The purpose of the progress reports is to give intermediate check-points and review the current progress. The expectations for each progress report are discussed below.

Project Progress Report #1

Data Visualization, Exploration, and Cleansing

The first project progress report should include a description of how you have consolidated the data and prepared it for machine learning. The report should also give an update on the project timeline and discuss any factors that were identified in the project proposal relating to uncertainties. This progress report should also include a discussion of the relevant articles that were identified in the project proposal. The progress report should be the draft section of the final report that includes an introduction, literature review, and data summary with visualization.

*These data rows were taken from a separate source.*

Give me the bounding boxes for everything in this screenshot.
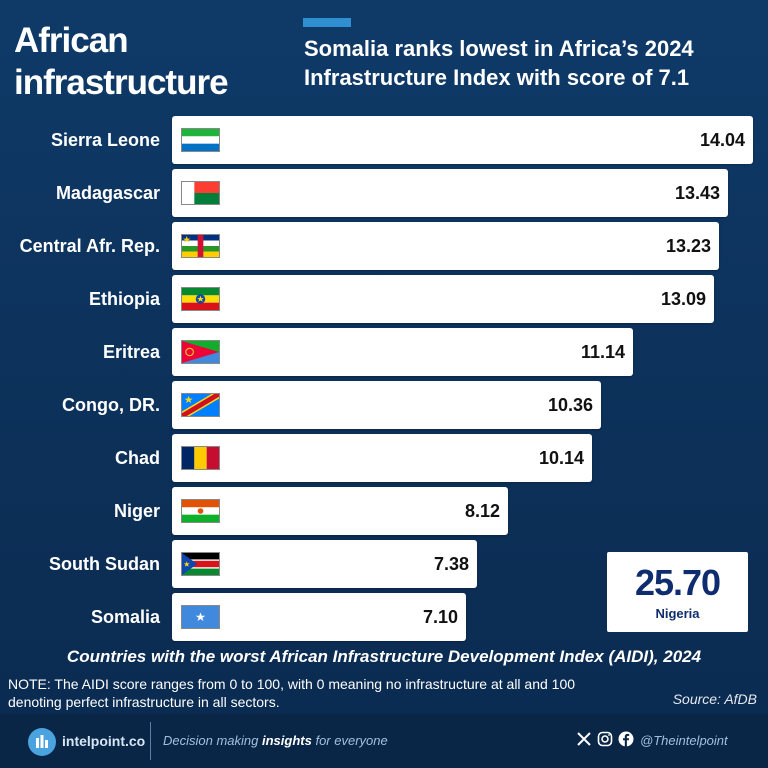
nigeria-label: Nigeria [655,606,700,621]
madagascar-flag [181,181,220,205]
category-label: Congo, DR. [62,395,160,415]
x-icon[interactable] [576,731,592,747]
social-handle[interactable]: @Theintelpoint [640,733,728,748]
bar: 11.14 [172,328,633,376]
instagram-icon[interactable] [597,731,613,747]
intelpoint-logo-icon[interactable] [28,728,56,756]
bar: 13.43 [172,169,728,217]
bar: 10.14 [172,434,592,482]
page-subtitle: Somalia ranks lowest in Africa’s 2024 In… [304,36,694,90]
accent-bar [303,18,351,27]
category-label: Sierra Leone [50,130,160,150]
chart-caption: Countries with the worst African Infrast… [66,647,702,666]
footer-divider [150,722,151,760]
data-label: 8.12 [464,501,500,521]
nigeria-highlight-card: 25.70 Nigeria [607,552,748,632]
category-label: Niger [113,501,160,521]
somalia-flag [181,605,220,629]
facebook-icon[interactable] [618,731,634,747]
nigeria-score: 25.70 [634,562,721,603]
bar: 7.38 [172,540,477,588]
category-label: Madagascar [55,183,160,203]
source-text: Source: AfDB [672,691,757,707]
bar-chart: Sierra Leone 14.04 Madagascar 13.43 Central … [19,116,753,641]
data-label: 10.14 [538,448,584,468]
bar: 8.12 [172,487,508,535]
bar: 13.09 [172,275,714,323]
category-label: Ethiopia [89,289,160,309]
bar: 14.04 [172,116,753,164]
data-label: 13.43 [674,183,720,203]
chad-flag [181,446,220,470]
south-sudan-flag [181,552,220,576]
footer: intelpoint.co Decision making insights f… [0,714,768,768]
data-label: 10.36 [547,395,593,415]
sierra-leone-flag [181,128,220,152]
brand-link[interactable]: intelpoint.co [62,733,146,749]
bar: 10.36 [172,381,601,429]
niger-flag [181,499,220,523]
data-label: 7.10 [422,607,458,627]
tagline-end: for everyone [311,733,388,748]
note-text: NOTE: The AIDI score ranges from 0 to 10… [8,676,576,710]
category-label: Chad [115,448,160,468]
bar: 13.23 [172,222,719,270]
data-label: 7.38 [433,554,469,574]
dr-congo-flag [181,393,220,417]
ethiopia-flag [181,287,220,311]
bar: 7.10 [172,593,466,641]
data-label: 13.23 [665,236,711,256]
data-label: 11.14 [580,342,625,362]
category-label: Somalia [90,607,160,627]
category-label: South Sudan [49,554,160,574]
tagline-bold: insights [262,733,312,748]
category-label: Eritrea [102,342,160,362]
tagline-start: Decision making [163,733,262,748]
category-label: Central Afr. Rep. [19,236,160,256]
data-label: 13.09 [660,289,706,309]
eritrea-flag [181,340,220,364]
central-african-republic-flag [181,234,220,258]
page-title: African infrastructure [14,21,229,102]
tagline: Decision making insights for everyone [163,732,388,750]
data-label: 14.04 [699,130,745,150]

Project Progress Report #2

Regression, Classification, Clustering, Dimensionality Reduction

The second project progress report should include a discussion and results related to the machine learning with regression, classification, clustering, or dimensionality reduction. An important part of any machine learning project is to report the results on test data that has not been used for training. The progress report should be a draft section of the final report that includes multiple machine learning strategies and performance metrics on the test data.

Project Progress Report #3

Optimize Hyperparameters, Validation, Deployment Performance

The third project progress report should include a discussion and results related to hyperparameter optimization, validation, and deployment performance of the machine learning application. The progress report should be a nearly completed version of the final report.

Final Project Report

The final project report should include the following elements:

  1. Cover letter introducing the context, significance, and contributions of the paper
  2. Highlights with 4-5 bullet points that summarize the main contributions
  3. Manuscript
    1. Title, authors
    2. Abstract
    3. Introduction / Literature review
    4. Theory / Methods
    5. Training and test performance
    6. Validation and deployment
    7. Discussion
    8. Conclusions
    9. References

The Research & Writing Center (3340 HBLL) is a free resource where trained consultants provide assistance on assignments. Schedule an appointment to receive writing help at all stages of the research and writing process.

Final Project Presentations

Final project presentations are 5 minutes each and are pre-recorded. The final project presentations will be presented during the final exam time (3 hrs) with a webinar link for remote participants. Following each presentation, there is an opportunity for the audience to ask questions with 5 minutes of Questions and Answers (Q+A).